Through observation, we can obtain a measure of current resources and consider how these outputs might be enhanced.
- For example Maintaining rabbits for food in hutches by the greenhouse to produce heat, fertilizer, etc. is great. However, if you have a small plot of land in need of improved fertility, rabbit tractors might give you better output by reducing the need to supply supplemental food for the rabbits, while at the same time improving fertility of the previously unusable garden space.
Within the garden guilds, pay close attention to how plants interact with one another and any beneficial relationships that might be formed for improved production. In nature, plants, fungi, and microbes form an intricate web that we try our best to replicate when applying the principles of permaculture to the garden space.
- For example Planting comfrey, a plant that mines for and accumulates nutrients, within areas that require higher inputs of macro- and micronutrients, rather than inputing these nutrients artificially.

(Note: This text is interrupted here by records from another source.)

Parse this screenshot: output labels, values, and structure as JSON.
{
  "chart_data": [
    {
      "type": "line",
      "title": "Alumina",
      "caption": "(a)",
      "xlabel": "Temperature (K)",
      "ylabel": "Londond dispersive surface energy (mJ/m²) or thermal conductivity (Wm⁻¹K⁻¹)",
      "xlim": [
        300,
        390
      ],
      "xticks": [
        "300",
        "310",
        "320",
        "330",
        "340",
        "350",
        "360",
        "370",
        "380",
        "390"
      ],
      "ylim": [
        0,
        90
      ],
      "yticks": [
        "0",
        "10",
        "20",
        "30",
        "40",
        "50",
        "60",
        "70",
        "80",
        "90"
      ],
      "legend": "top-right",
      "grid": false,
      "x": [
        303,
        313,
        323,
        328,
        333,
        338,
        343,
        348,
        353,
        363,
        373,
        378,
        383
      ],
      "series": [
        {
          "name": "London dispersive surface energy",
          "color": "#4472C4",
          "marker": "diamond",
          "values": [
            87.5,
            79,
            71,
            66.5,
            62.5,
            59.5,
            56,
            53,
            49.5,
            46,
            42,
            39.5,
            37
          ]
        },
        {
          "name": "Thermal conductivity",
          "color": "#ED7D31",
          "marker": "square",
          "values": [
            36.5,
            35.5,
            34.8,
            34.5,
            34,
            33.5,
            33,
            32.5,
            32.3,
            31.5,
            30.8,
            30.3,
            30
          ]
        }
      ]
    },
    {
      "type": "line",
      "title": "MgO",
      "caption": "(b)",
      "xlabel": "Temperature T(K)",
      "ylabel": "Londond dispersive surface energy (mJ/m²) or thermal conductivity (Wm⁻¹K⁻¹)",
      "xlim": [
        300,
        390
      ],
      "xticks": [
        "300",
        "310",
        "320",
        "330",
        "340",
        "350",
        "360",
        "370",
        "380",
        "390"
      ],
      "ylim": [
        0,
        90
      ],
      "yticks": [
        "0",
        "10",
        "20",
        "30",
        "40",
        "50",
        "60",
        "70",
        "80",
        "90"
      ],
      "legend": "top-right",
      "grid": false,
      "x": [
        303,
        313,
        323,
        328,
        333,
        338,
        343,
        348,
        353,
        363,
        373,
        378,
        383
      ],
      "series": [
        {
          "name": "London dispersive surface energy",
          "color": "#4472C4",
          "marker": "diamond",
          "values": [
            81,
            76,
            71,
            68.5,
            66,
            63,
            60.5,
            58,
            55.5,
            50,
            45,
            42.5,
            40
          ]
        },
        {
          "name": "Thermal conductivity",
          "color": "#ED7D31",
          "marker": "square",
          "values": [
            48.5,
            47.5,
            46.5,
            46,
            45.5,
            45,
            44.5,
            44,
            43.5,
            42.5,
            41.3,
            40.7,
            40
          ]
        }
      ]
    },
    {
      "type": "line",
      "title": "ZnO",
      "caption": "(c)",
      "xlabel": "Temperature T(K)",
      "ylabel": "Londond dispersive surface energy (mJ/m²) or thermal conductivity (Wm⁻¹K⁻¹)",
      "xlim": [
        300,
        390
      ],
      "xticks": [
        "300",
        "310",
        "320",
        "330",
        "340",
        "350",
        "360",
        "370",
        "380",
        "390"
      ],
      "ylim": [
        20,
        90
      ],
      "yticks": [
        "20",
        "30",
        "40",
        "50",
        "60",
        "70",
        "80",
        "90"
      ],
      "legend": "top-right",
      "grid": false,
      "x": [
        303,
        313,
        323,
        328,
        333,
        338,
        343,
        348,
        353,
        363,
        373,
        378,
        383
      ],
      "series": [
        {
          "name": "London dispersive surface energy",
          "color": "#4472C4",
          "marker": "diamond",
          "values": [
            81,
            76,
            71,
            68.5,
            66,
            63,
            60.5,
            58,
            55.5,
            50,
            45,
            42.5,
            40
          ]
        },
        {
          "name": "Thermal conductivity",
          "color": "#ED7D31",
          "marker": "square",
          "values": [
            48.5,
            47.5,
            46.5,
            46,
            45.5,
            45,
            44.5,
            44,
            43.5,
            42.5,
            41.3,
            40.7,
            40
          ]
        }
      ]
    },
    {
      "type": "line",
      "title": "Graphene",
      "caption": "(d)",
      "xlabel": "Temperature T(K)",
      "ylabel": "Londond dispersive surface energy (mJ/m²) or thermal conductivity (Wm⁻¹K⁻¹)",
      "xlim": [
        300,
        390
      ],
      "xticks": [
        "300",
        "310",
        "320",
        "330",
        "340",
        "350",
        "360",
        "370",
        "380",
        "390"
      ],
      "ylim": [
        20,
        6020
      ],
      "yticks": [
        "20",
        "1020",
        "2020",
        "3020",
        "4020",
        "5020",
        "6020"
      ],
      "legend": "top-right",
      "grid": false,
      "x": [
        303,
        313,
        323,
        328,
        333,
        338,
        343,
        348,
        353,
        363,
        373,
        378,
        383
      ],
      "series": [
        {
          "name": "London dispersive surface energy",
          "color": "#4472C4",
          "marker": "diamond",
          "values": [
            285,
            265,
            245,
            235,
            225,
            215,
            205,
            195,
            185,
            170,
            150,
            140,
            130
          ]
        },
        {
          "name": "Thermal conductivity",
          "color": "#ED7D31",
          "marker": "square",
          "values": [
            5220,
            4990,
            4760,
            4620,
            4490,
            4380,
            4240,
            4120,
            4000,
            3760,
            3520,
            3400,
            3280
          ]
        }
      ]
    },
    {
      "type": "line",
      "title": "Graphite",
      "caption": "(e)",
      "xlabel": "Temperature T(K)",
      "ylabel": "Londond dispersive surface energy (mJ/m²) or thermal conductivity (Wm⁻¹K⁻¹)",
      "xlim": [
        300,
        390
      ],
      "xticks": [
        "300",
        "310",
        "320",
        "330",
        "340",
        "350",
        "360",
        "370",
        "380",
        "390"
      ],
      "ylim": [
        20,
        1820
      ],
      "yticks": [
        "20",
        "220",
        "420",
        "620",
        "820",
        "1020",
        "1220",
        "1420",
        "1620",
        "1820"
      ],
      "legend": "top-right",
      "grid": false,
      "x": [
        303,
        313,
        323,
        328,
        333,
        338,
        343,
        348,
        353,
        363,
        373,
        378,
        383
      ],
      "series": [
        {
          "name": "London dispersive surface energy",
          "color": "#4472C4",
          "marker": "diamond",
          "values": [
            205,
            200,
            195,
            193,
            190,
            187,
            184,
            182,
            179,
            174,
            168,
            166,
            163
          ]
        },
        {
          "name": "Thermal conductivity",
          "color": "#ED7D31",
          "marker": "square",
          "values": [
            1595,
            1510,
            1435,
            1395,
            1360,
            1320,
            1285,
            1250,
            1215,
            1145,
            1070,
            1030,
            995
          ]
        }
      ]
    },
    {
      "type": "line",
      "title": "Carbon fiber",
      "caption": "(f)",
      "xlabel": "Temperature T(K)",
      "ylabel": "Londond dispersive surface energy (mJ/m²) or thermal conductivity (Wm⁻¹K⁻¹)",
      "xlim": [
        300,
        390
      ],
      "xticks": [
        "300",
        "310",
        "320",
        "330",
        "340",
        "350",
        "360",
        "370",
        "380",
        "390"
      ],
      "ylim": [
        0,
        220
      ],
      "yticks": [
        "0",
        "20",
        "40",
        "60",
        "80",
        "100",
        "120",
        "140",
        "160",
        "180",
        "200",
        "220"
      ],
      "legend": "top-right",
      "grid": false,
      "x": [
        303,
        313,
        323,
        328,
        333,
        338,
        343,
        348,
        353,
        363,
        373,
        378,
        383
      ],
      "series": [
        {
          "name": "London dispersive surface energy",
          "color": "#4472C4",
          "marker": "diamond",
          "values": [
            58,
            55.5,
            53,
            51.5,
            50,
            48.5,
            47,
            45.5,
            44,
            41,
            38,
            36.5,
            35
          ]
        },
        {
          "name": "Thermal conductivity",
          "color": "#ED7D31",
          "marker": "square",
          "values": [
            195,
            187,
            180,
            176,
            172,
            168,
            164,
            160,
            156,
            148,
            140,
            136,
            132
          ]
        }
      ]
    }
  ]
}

Choose plant varieties best suited for growing conditions. Healthy, hardy plants will deter their own demise.
Repeat, revise Even after one improvement is applied to the system, observe again to see whether this change might be improved further. The system should remain flexible, and as it changes, so will considerations over resources. This is a strategy that may be applied to all aspects of our lives; and is one that will benefit, via even the slightest change.